Quand je lui fis remarquer qu’en fait de modernité, cela ressemblait étrangement, l’électricité et l’électronique en plus, à la pratique des années 20 qui consistait sur les ports américains à sonner une cloche quand une cargaison était à décharger, la foule des chômeurs se précipitant pour tenter de gagner de quoi survivre, sa réponse fut de célébrer le modèle Anglais du contrat 0 heure. Le contrat 0 heure est un contrat de travail où l’engagement du patron est de faire travailler son subordonné quand il en a besoin. Une semaine vous pouvez être employé 52 heures et la suivante 0 heure d’où le nom du contrat.

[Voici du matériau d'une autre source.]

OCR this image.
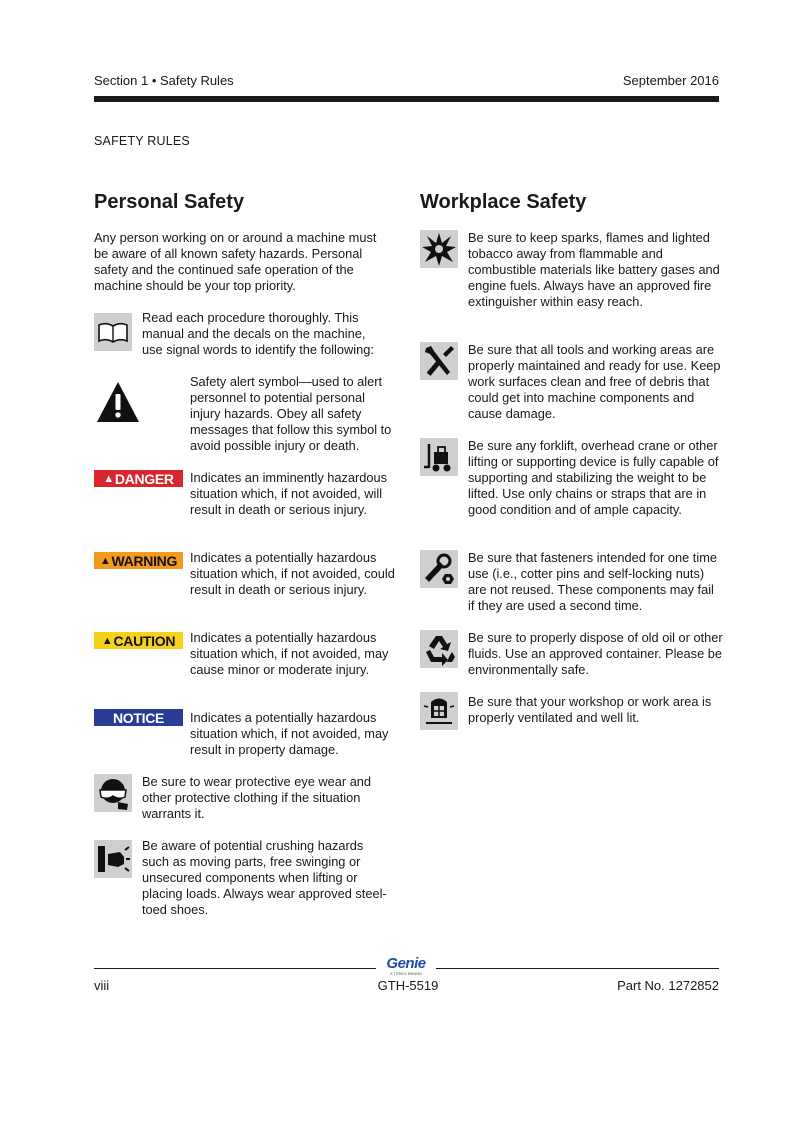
Section 1 • Safety Rules	September 2016
SAFETY RULES
Personal Safety

Any person working on or around a machine must be aware of all known safety hazards. Personal safety and the continued safe operation of the machine should be your top priority.

Read each procedure thoroughly. This manual and the decals on the machine, use signal words to identify the following:

Safety alert symbol—used to alert personnel to potential personal injury hazards. Obey all safety messages that follow this symbol to avoid possible injury or death.

▲ DANGER Indicates an imminently hazardous situation which, if not avoided, will result in death or serious injury.

▲ WARNING Indicates a potentially hazardous situation which, if not avoided, could result in death or serious injury.

▲ CAUTION Indicates a potentially hazardous situation which, if not avoided, may cause minor or moderate injury.

NOTICE Indicates a potentially hazardous situation which, if not avoided, may result in property damage.

Be sure to wear protective eye wear and other protective clothing if the situation warrants it.

Be aware of potential crushing hazards such as moving parts, free swinging or unsecured components when lifting or placing loads. Always wear approved steel-toed shoes.

Workplace Safety

Be sure to keep sparks, flames and lighted tobacco away from flammable and combustible materials like battery gases and engine fuels. Always have an approved fire extinguisher within easy reach.

Be sure that all tools and working areas are properly maintained and ready for use. Keep work surfaces clean and free of debris that could get into machine components and cause damage.

Be sure any forklift, overhead crane or other lifting or supporting device is fully capable of supporting and stabilizing the weight to be lifted. Use only chains or straps that are in good condition and of ample capacity.

Be sure that fasteners intended for one time use (i.e., cotter pins and self-locking nuts) are not reused. These components may fail if they are used a second time.

Be sure to properly dispose of old oil or other fluids. Use an approved container. Please be environmentally safe.

Be sure that your workshop or work area is properly ventilated and well lit.

Genie
A TEREX BRAND
viii	GTH-5519	Part No. 1272852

L’heureux bénéficiaire d’un tel arrangement est bien évidemment rémunéré en fonction des seules heures effectuées. Comment peut-on être ordinairement intelligent, normalement cultivé, titulaire d’un master de l’Ecole Supérieure de Commerce de Paris et proposer comme modèle ce gouffre à précarité ?

Comment ne pas envisager les conséquences sur la vie familiale, personnelle, associative ? Comment ne pas discerner l’impact pour le pays ?

La précarisation du salariat, l’instabilité des revenus d’une frange toujours plus grande de la population sont des éléments destructeurs d’une société. Comment trouver une location, obtenir un prêt quand la garantie de revenu que l’on peut apporter est un contrat 0 heure ?

Ce type de raisonnement, ce schéma économique, l’histoire l’a déjà connu, c’est sur le terreau des injustices qui en furent les conséquences qu’on put prospérer le National-Socialisme et le Communisme.

S’ils n’ont pas de cœur, ils pourraient au moins avoir un minimum de raison.